Re: [PATCH v2 1/1] bpf: Drop unprotected find_vpid() in favour of find_get_pid()

From: Jiri Olsa
Date: Wed Aug 10 2022 - 07:53:02 EST


On Wed, Aug 10, 2022 at 12:03:33PM +0100, Lee Jones wrote:
> On Tue, 09 Aug 2022, Alexei Starovoitov wrote:
>
> > On Mon, Aug 8, 2022 at 11:50 PM Lee Jones <lee@xxxxxxxxxx> wrote:
> > >
> > > On Thu, 04 Aug 2022, Alexei Starovoitov wrote:
> > >
> > > > On Wed, Aug 3, 2022 at 6:48 AM Lee Jones <lee@xxxxxxxxxx> wrote:
> > > > >
> > > > > The documentation for find_pid() clearly states:
> > > > >
> > > > > "Must be called with the tasklist_lock or rcu_read_lock() held."
> > > > >
> > > > > Presently we do neither.
> > > > >
> > > > > Let's use find_get_pid() which searches for the vpid, then takes a
> > > > > reference to it preventing early free, all within the safety of
> > > > > rcu_read_lock().
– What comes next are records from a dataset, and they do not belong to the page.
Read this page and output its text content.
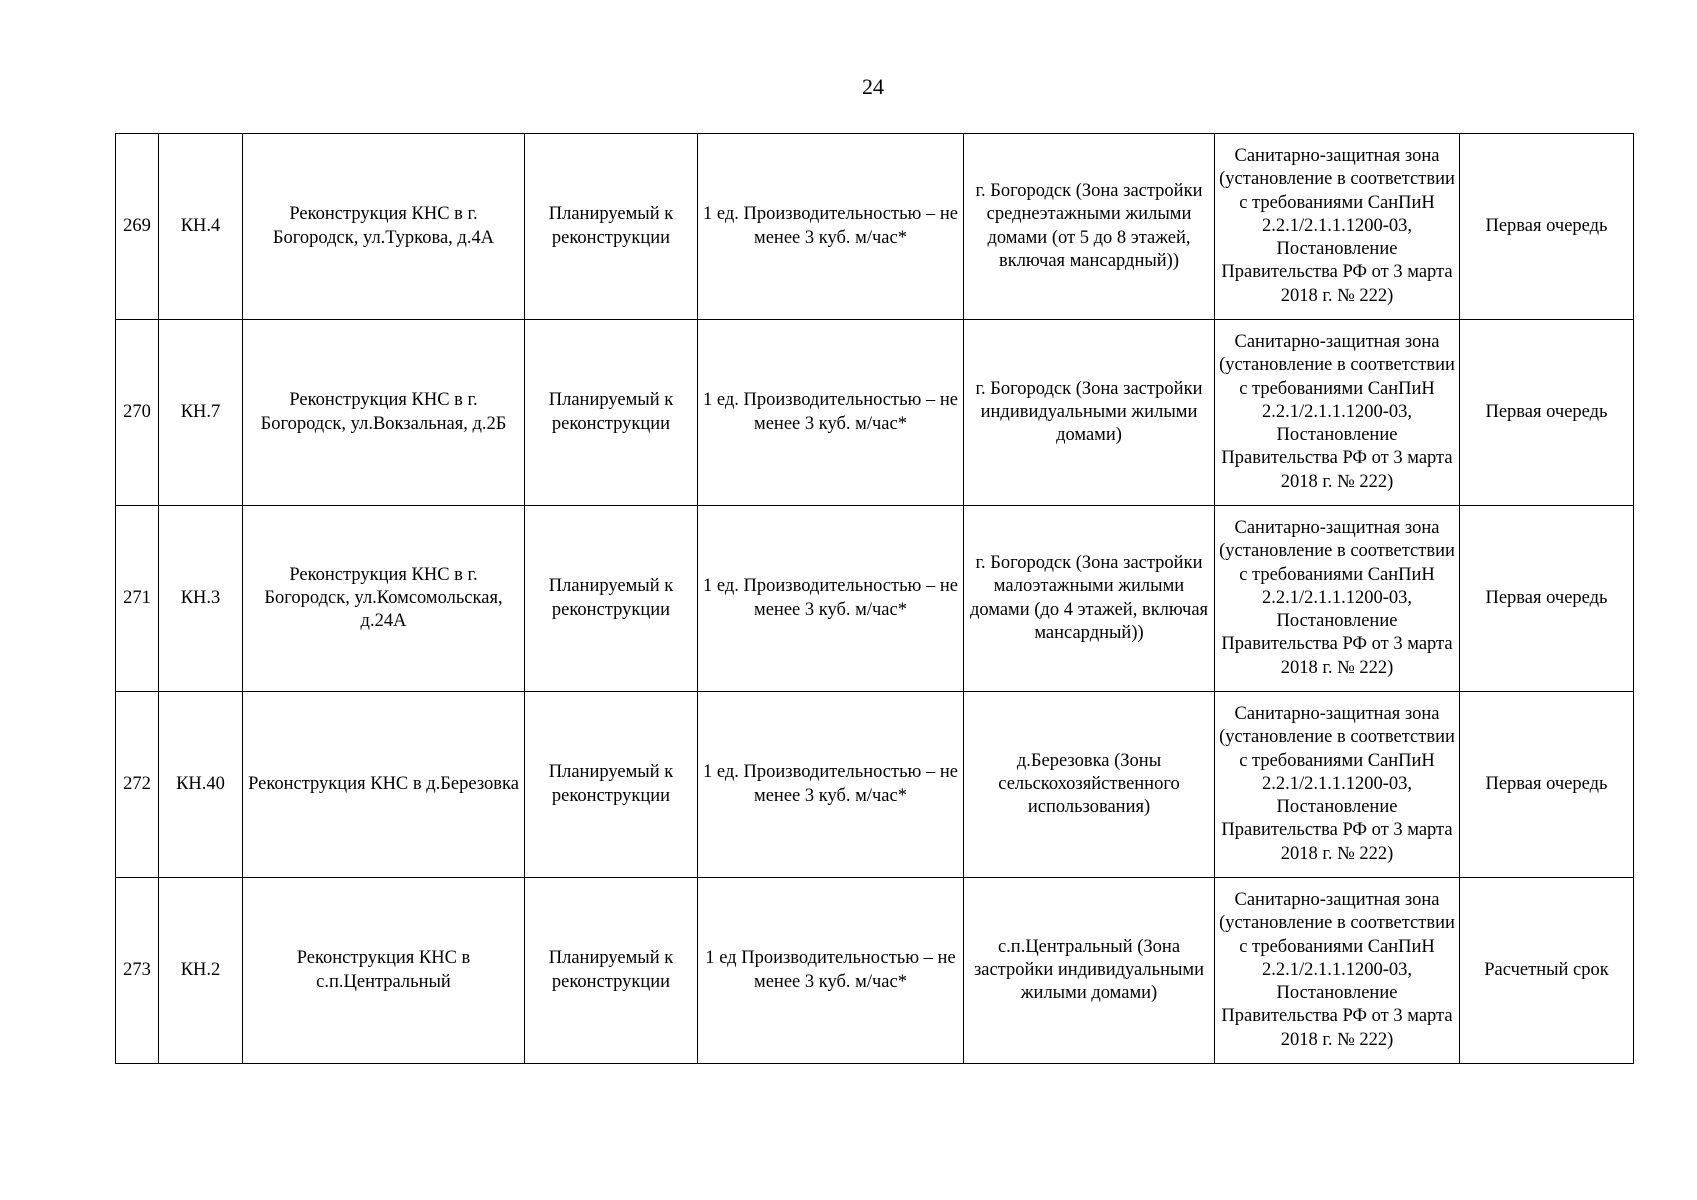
24
269	КН.4	Реконструкция КНС в г. Богородск, ул.Туркова, д.4А	Планируемый к реконструкции	1 ед. Производительностью – не менее 3 куб. м/час*	г. Богородск (Зона застройки среднеэтажными жилыми домами (от 5 до 8 этажей, включая мансардный))	Санитарно-защитная зона (установление в соответствии с требованиями СанПиН 2.2.1/2.1.1.1200-03, Постановление Правительства РФ от 3 марта 2018 г. № 222)	Первая очередь
270	КН.7	Реконструкция КНС в г. Богородск, ул.Вокзальная, д.2Б	Планируемый к реконструкции	1 ед. Производительностью – не менее 3 куб. м/час*	г. Богородск (Зона застройки индивидуальными жилыми домами)	Санитарно-защитная зона (установление в соответствии с требованиями СанПиН 2.2.1/2.1.1.1200-03, Постановление Правительства РФ от 3 марта 2018 г. № 222)	Первая очередь
271	КН.3	Реконструкция КНС в г. Богородск, ул.Комсомольская, д.24А	Планируемый к реконструкции	1 ед. Производительностью – не менее 3 куб. м/час*	г. Богородск (Зона застройки малоэтажными жилыми домами (до 4 этажей, включая мансардный))	Санитарно-защитная зона (установление в соответствии с требованиями СанПиН 2.2.1/2.1.1.1200-03, Постановление Правительства РФ от 3 марта 2018 г. № 222)	Первая очередь
272	КН.40	Реконструкция КНС в д.Березовка	Планируемый к реконструкции	1 ед. Производительностью – не менее 3 куб. м/час*	д.Березовка (Зоны сельскохозяйственного использования)	Санитарно-защитная зона (установление в соответствии с требованиями СанПиН 2.2.1/2.1.1.1200-03, Постановление Правительства РФ от 3 марта 2018 г. № 222)	Первая очередь
273	КН.2	Реконструкция КНС в с.п.Центральный	Планируемый к реконструкции	1 ед Производительностью – не менее 3 куб. м/час*	с.п.Центральный (Зона застройки индивидуальными жилыми домами)	Санитарно-защитная зона (установление в соответствии с требованиями СанПиН 2.2.1/2.1.1.1200-03, Постановление Правительства РФ от 3 марта 2018 г. № 222)	Расчетный срок
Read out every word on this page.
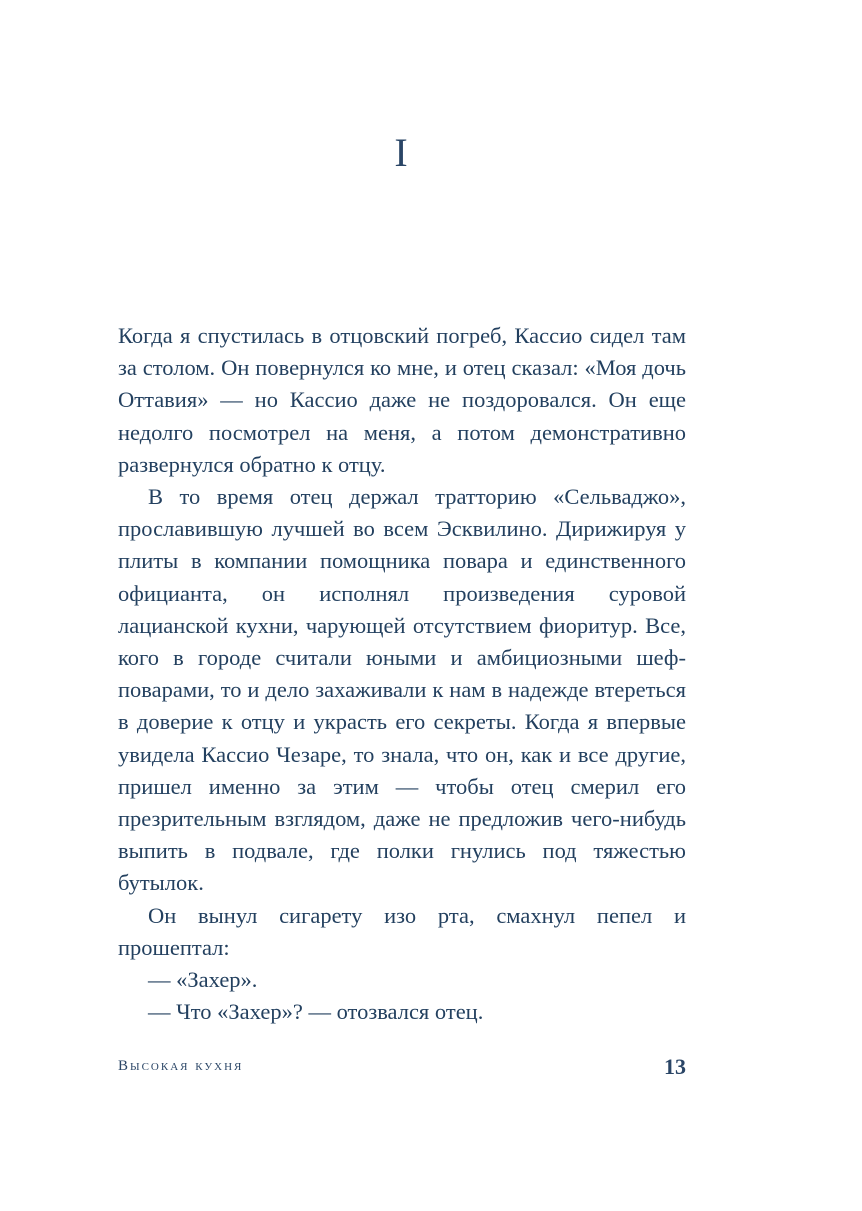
I

Когда я спустилась в отцовский погреб, Кассио сидел там за столом. Он повернулся ко мне, и отец сказал: «Моя дочь Оттавия» — но Кассио даже не поздоровался. Он еще недолго посмотрел на меня, а потом демонстративно развернулся обратно к отцу.

В то время отец держал тратторию «Сельваджо», прославившую лучшей во всем Эсквилино. Дирижируя у плиты в компании помощника повара и единственного официанта, он исполнял произведения суровой лацианской кухни, чарующей отсутствием фиоритур. Все, кого в городе считали юными и амбициозными шеф-поварами, то и дело захаживали к нам в надежде втереться в доверие к отцу и украсть его секреты. Когда я впервые увидела Кассио Чезаре, то знала, что он, как и все другие, пришел именно за этим — чтобы отец смерил его презрительным взглядом, даже не предложив чего-нибудь выпить в подвале, где полки гнулись под тяжестью бутылок.

Он вынул сигарету изо рта, смахнул пепел и прошептал:

— «Захер».

— Что «Захер»? — отозвался отец.

Высокая кухня	13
Once we have our reference we can safely make use of
> > > > > it up until the point it is put.
> > > > >
> > > > > Cc: Alexei Starovoitov <ast@xxxxxxxxxx>
> > > > > Cc: Daniel Borkmann <daniel@xxxxxxxxxxxxx>
> > > > > Cc: John Fastabend <john.fastabend@xxxxxxxxx>
> > > > > Cc: Andrii Nakryiko <andrii@xxxxxxxxxx>
> > > > > Cc: Martin KaFai Lau <martin.lau@xxxxxxxxx>
> > > > > Cc: Song Liu <song@xxxxxxxxxx>
> > > > > Cc: Yonghong Song <yhs@xxxxxx>
> > > > > Cc: KP Singh <kpsingh@xxxxxxxxxx>
> > > > > Cc: Stanislav Fomichev <sdf@xxxxxxxxxx>
> > > > > Cc: Hao Luo <haoluo@xxxxxxxxxx>
> > > > > Cc: Jiri Olsa <jolsa@xxxxxxxxxx>
> > > > > Cc: bpf@xxxxxxxxxxxxxxx
> > > > > Fixes: 41bdc4b40ed6f ("bpf: introduce bpf subcommand BPF_TASK_FD_QUERY")
> > > > > Signed-off-by: Lee Jones <lee@xxxxxxxxxx>
> > > > > ---
> > > > >
> > > > > v1 => v2:
> > > > > * Commit log update - no code differences
> > > > >
> > > > > kernel/bpf/syscall.c | 5 ++++-
> > > > > 1 file changed, 4 insertions(+), 1 deletion(-)
> > > > >
> > > > > diff --git a/kernel/bpf/syscall.c b/kernel/bpf/syscall.c
> > > > > index 83c7136c5788d..c20cff30581c4 100644
> > > > > --- a/kernel/bpf/syscall.c
> > > > > +++ b/kernel/bpf/syscall.c
> > > > > @@ -4385,6 +4385,7 @@ static int bpf_task_fd_query(const union bpf_attr *attr,
> > > > > const struct perf_event *event;
> > > > > struct task_struct *task;
> > > > > struct file *file;
> > > > > + struct pid *ppid;
> > > > > int err;
> > > > >
> > > > > if (CHECK_ATTR(BPF_TASK_FD_QUERY))
> > > > > @@ -4396,7 +4397,9 @@ static int bpf_task_fd_query(const union bpf_attr *attr,
> > > > > if (attr->task_fd_query.flags != 0)
> > > > > return -EINVAL;
> > > > >
> > > > > - task = get_pid_task(find_vpid(pid), PIDTYPE_PID);
> > > > > + ppid = find_get_pid(pid);
> > > > > + task = get_pid_task(ppid, PIDTYPE_PID);
> > > > > + put_pid(ppid);
> > > >
> > > > rcu_read_lock/unlock around this line
> > > > would be a cheaper and faster alternative than pid's
> > > > refcount inc/dec.
> > >
> > > This was already discussed here:
> > >
> > > https://lore.kernel.org/all/YtsFT1yFtb7UW2Xu@krava/
> >
> > Since several people thought about rcu_read_lock instead of your
> > approach it means that it's preferred.
> > Sooner or later somebody will send a patch to optimize
> > refcnt into rcu_read_lock.
> > So let's avoid the churn and do it now.
>
> I'm not wed to either approach. Please discuss it with Yonghong and
> Jiri and I'll do whatever is agreed upon.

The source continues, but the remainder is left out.